DPA workflow — when, why, and how

When you legally need a Data Processing Agreement, what miniterms produces, and how to sign it with your processors.

A Data Processing Agreement (DPA) is the contract between a controller and a processor that satisfies [GDPR art. 28]. miniterms generates a DPA on the paid tier. This page covers when you need one, what the generated document contains, and how to actually sign it with a processor.

When you legally need a DPA

You need a DPA whenever you (the controller) entrust personal data to a third party (the processor) who handles it on your behalf. Typical scenarios:

  • A cloud hosting provider that stores your customer data (AWS, Hetzner, OVH)
  • An email sending provider (Resend, Mailgun)
  • An analytics provider that handles user identifiers
  • A support tool that ingests customer messages
  • A sub-contracted developer with production access

You do not need a DPA for:

  • Pure software vendors you self-host (e.g. a static site generator that never sees user data)
  • Tools that handle only your company's internal data (e.g. your accountant for your own books — they are themselves a controller, not your processor)

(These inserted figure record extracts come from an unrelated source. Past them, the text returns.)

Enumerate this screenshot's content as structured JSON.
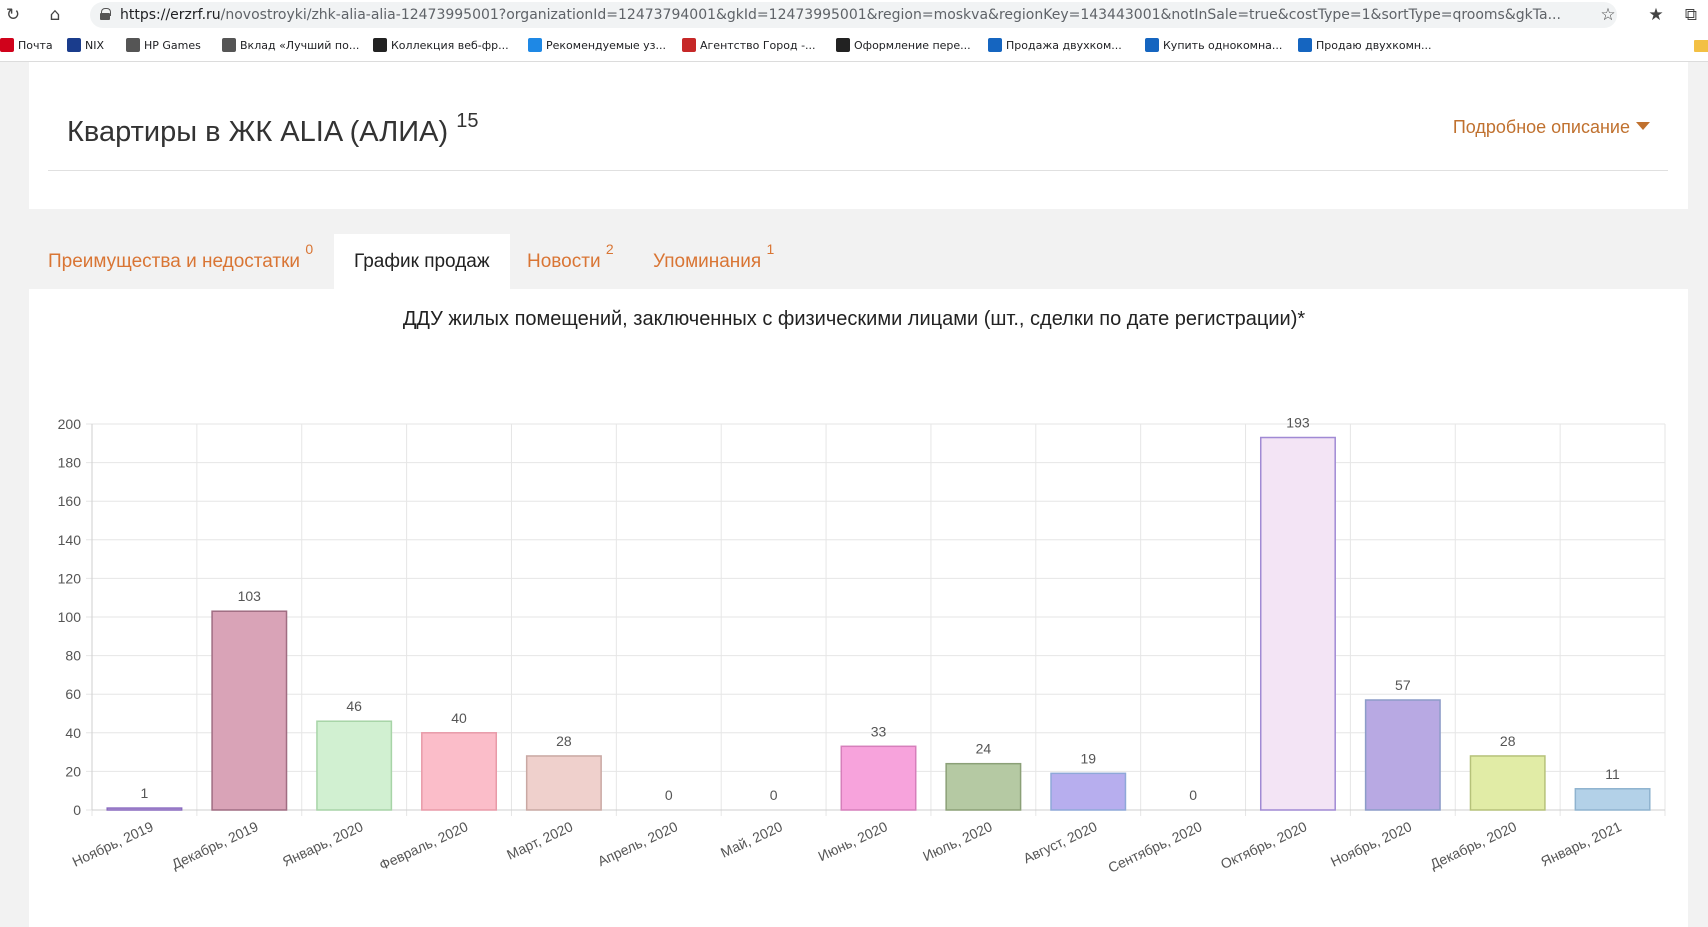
{
  "browser": {
    "url_domain": "https://erzrf.ru",
    "url_rest": "/novostroyki/zhk-alia-alia-12473995001?organizationId=12473794001&gkId=12473995001&region=moskva&regionKey=143443001&notInSale=true&costType=1&sortType=qrooms&gkTa...",
    "bookmarks": [
      {
        "label": "Почта",
        "icon_color": "#d0021b"
      },
      {
        "label": "NIX",
        "icon_color": "#1a3c8c"
      },
      {
        "label": "HP Games",
        "icon_color": "#555555"
      },
      {
        "label": "Вклад «Лучший по...",
        "icon_color": "#555555"
      },
      {
        "label": "Коллекция веб-фр...",
        "icon_color": "#222222"
      },
      {
        "label": "Рекомендуемые уз...",
        "icon_color": "#1e88e5"
      },
      {
        "label": "Агентство Город -...",
        "icon_color": "#c62828"
      },
      {
        "label": "Оформление пере...",
        "icon_color": "#222222"
      },
      {
        "label": "Продажа двухком...",
        "icon_color": "#1565c0"
      },
      {
        "label": "Купить однокомна...",
        "icon_color": "#1565c0"
      },
      {
        "label": "Продаю двухкомн...",
        "icon_color": "#1565c0"
      }
    ]
  },
  "header": {
    "title": "Квартиры в ЖК ALIA (АЛИА)",
    "title_count": "15",
    "detail_link": "Подробное описание"
  },
  "tabs": [
    {
      "label": "Преимущества и недостатки",
      "count": "0"
    },
    {
      "label": "График продаж",
      "count": ""
    },
    {
      "label": "Новости",
      "count": "2"
    },
    {
      "label": "Упоминания",
      "count": "1"
    }
  ],
  "active_tab": 1,
  "chart_data": {
    "type": "bar",
    "title": "ДДУ жилых помещений, заключенных с физическими лицами (шт., сделки по дате регистрации)*",
    "xlabel": "",
    "ylabel": "",
    "ylim": [
      0,
      200
    ],
    "yticks": [
      0,
      20,
      40,
      60,
      80,
      100,
      120,
      140,
      160,
      180,
      200
    ],
    "grid": true,
    "legend": "none",
    "categories": [
      "Ноябрь, 2019",
      "Декабрь, 2019",
      "Январь, 2020",
      "Февраль, 2020",
      "Март, 2020",
      "Апрель, 2020",
      "Май, 2020",
      "Июнь, 2020",
      "Июль, 2020",
      "Август, 2020",
      "Сентябрь, 2020",
      "Октябрь, 2020",
      "Ноябрь, 2020",
      "Декабрь, 2020",
      "Январь, 2021"
    ],
    "values": [
      1,
      103,
      46,
      40,
      28,
      0,
      0,
      33,
      24,
      19,
      0,
      193,
      57,
      28,
      11
    ],
    "bar_colors": [
      "#c9b3e6",
      "#d9a3b7",
      "#d1f0d1",
      "#fbbdc9",
      "#efd0cc",
      "#cccccc",
      "#cccccc",
      "#f7a3dc",
      "#b5c9a3",
      "#b7aeee",
      "#cccccc",
      "#f3e4f5",
      "#b8a9e3",
      "#e1eca6",
      "#b3d1e8"
    ],
    "border_colors": [
      "#8a6bbf",
      "#a06d82",
      "#a7d4a7",
      "#e89aa8",
      "#c9a8a3",
      "#999999",
      "#999999",
      "#d67fbb",
      "#8ba077",
      "#8fa8d8",
      "#999999",
      "#a08ad4",
      "#8c9cc8",
      "#b6c27a",
      "#8fb3cf"
    ]
  }
}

When in doubt, the question is: "Does the third party process personal data on my behalf, under my instructions?" If yes, a DPA is required.

What miniterms generates

The miniterms DPA is structured to satisfy [GDPR art. 28(3)] paragraph by paragraph. It includes:

  1. Subject matter and duration of the processing, derived from your profile
  2. Nature and purpose of the processing
  3. Type of personal data and categories of data subjects
  4. Obligations and rights of the controller (you)
  5. Processor's obligations — Art. 28(3) (a) through (h), each as its own clause:
    • Process only on documented instructions
    • Ensure persons authorized to process commit to confidentiality
    • Take all measures required by Art. 32 (security of processing)
    • Conditions for engaging another processor (sub-processor approval)
    • Assist the controller with data subject rights
    • Assist with Art. 32–36 obligations (breach notification, DPIA)
    • Delete or return personal data after end of services
    • Make available information necessary to demonstrate compliance + allow audits
  6. Sub-processor list — initial list with right to object to changes
  7. Schedule of technical and organizational measures (TOMs)
  8. International transfer mechanism — SCCs (Standard Contractual Clauses) where the processor is outside the EEA

How to actually sign it

A DPA only protects you when it is signed. The practical workflow:

  1. Generate the DPA in miniterms with your details pre-filled as the controller
  2. Identify the processor's existing DPA. Most large processors (AWS, Stripe, Resend, etc.) publish their own DPA you must sign on their portal. In that case, you do not use the miniterms DPA for that vendor — you accept theirs.
  3. For vendors without a published DPA (smaller contractors, niche tools), export the miniterms DPA, fill in the processor's details, and send it for signature. We do not include e-signature today; use any e-signature tool (DocuSign, Signaturit, or even a manually-signed PDF).
  4. Store the signed DPA somewhere you can produce on demand. The AEPD can request it during an inspection.

When the processor proposes their own DPA

Big vendors will usually push their own DPA on you. Read it before signing. Things to check:

  • Sub-processor list is published somewhere stable and they commit to notifying you of changes
  • Audit rights exist (even if exercised through a third-party auditor's report)
  • Security measures are listed with specifics, not just "industry standard"
  • International transfer mechanism is current — pre-Schrems-II language is a red flag

If their DPA is solid, sign it. The goal is not to use the miniterms-generated DPA everywhere — the goal is to have a signed DPA on file with every processor.

This page describes the workflow; it is not legal advice on whether a specific contract is sufficient for your case. Have counsel review your DPA register if you process special category data or process at scale.